AMC's Wondrous Walking Dead


When is the last time you cried during a zombie movie? Honestly, AMC's new series "The Walking Dead" (based upon the successful cultish graphic novel series) is, after Breaking Bad and Mad Men, their third show poised to be a remarkable and heavily awarded television series. Graphic in its gore content and violence, the pilot nonetheless presented a plausible and terrifying "end of the world" tale that is surprisingly personal with moments of great poignancy.

The central character, Georgia Deputy Sheriff Rick Grimes, is shot nearly fatally spending a long (unknown) amount of time lying in a coma, awakening from it and, barefoot and clad only in his hospital gown, stumbles through and out of the hospital to discover a world devastated by some mysterious catylcismic event and nearly devoid of life.

Once again a fairly unknown British actor takes the lead in an American television series, but having watched Andrew Lincoln as Rick in this series, I fully believe the guy was made for the role (or the other way 'round).

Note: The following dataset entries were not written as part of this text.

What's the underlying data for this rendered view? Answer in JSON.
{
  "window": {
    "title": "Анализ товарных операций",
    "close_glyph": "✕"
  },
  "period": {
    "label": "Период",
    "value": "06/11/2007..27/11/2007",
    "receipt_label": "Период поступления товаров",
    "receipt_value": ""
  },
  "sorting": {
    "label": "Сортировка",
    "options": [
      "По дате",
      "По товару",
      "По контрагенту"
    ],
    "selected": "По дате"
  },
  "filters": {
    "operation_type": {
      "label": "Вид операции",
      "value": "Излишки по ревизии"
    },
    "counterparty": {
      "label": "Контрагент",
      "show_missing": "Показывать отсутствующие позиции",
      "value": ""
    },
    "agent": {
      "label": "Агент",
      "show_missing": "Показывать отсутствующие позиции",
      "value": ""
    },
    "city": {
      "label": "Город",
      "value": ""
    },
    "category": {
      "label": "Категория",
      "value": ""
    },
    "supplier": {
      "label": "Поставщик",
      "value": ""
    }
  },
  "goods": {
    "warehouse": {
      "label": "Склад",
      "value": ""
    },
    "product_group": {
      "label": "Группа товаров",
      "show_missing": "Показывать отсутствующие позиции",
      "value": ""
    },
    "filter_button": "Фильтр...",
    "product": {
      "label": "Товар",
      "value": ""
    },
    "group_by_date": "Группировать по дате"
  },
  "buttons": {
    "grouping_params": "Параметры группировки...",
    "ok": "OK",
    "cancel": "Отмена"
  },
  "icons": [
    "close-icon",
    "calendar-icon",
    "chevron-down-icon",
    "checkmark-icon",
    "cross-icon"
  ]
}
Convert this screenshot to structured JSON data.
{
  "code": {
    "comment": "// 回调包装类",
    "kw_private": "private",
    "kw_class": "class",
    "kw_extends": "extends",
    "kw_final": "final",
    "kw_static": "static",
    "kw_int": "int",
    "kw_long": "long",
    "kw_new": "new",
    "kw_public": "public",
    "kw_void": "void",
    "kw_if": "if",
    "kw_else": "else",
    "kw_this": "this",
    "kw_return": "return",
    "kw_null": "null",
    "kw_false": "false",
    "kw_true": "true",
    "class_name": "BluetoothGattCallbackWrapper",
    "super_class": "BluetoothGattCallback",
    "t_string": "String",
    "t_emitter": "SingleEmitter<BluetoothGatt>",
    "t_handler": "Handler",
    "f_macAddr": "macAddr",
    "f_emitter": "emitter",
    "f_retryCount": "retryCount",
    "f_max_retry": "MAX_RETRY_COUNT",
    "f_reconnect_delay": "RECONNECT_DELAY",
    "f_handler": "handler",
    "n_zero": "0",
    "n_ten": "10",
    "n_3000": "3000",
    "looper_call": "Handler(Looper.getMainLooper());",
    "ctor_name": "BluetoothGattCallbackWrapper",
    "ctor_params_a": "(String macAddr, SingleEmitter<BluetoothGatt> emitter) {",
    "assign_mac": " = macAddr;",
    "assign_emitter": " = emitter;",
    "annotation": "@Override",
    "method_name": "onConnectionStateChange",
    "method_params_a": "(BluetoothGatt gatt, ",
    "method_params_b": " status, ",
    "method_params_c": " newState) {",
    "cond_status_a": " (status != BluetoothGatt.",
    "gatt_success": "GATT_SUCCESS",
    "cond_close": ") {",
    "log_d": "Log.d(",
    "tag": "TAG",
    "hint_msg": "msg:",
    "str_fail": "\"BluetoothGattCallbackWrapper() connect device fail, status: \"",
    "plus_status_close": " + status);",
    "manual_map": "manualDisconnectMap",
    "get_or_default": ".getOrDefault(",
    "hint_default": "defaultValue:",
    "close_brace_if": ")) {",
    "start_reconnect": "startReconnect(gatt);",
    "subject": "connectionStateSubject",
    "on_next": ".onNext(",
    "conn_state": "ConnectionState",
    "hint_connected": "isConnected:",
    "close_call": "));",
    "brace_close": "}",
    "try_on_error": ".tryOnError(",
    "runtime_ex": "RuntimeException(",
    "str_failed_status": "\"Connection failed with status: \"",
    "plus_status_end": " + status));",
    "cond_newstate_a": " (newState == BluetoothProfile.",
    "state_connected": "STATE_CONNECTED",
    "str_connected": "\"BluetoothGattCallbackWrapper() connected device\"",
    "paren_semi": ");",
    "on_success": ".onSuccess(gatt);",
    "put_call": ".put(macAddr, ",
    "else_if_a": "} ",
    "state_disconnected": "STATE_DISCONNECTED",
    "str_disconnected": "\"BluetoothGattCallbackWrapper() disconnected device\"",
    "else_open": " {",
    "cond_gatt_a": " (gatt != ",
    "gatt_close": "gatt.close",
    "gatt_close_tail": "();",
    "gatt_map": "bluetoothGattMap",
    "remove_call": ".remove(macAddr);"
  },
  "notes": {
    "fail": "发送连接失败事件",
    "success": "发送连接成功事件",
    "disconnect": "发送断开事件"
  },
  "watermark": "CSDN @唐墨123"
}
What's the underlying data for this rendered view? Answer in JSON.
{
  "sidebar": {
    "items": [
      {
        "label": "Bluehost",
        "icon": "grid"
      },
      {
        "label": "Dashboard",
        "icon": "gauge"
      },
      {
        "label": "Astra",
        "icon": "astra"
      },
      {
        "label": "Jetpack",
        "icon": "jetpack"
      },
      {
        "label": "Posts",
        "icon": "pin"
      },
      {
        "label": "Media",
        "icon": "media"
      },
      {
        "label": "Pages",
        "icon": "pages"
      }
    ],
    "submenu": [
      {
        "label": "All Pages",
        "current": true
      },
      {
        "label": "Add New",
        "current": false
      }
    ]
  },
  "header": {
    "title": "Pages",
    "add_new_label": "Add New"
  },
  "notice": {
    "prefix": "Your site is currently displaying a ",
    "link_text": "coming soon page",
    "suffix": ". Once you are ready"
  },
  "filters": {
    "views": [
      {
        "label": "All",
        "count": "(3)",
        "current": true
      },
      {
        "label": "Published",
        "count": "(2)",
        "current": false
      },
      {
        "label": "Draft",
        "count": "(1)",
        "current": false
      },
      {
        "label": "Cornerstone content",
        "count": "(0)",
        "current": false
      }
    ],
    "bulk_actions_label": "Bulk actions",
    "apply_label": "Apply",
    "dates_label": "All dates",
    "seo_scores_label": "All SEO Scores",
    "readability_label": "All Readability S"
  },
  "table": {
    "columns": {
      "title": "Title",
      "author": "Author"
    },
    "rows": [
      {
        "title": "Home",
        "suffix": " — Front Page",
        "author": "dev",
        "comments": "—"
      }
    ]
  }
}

For nearly 70 minutes, Lincoln's Rick is mostly on his own, but his face - a magnificent mirror registering every emotion from self doubt, fear, grief, utter despair but also the hope of finding his wife and boy. Lincoln's is a tremendous performance of made all the more remarkable considering the genre and thus a rare opportunity for subtlety and introspection.

Rick's interactions with another father and son who capture, but ultimately rescue and aid his return to health, has a deep resonance in a world where men are considered stulted in understanding or expressing their emotions (a topic which is introduced nicely in the shows opening scene with Rick and fellow officer Shane Walsh (Jon Bernthal).

If you love zombies (and who doesn't?) this new series is a must see. I honestly was blown away after the premiere, powerfully moved and properly scared to death!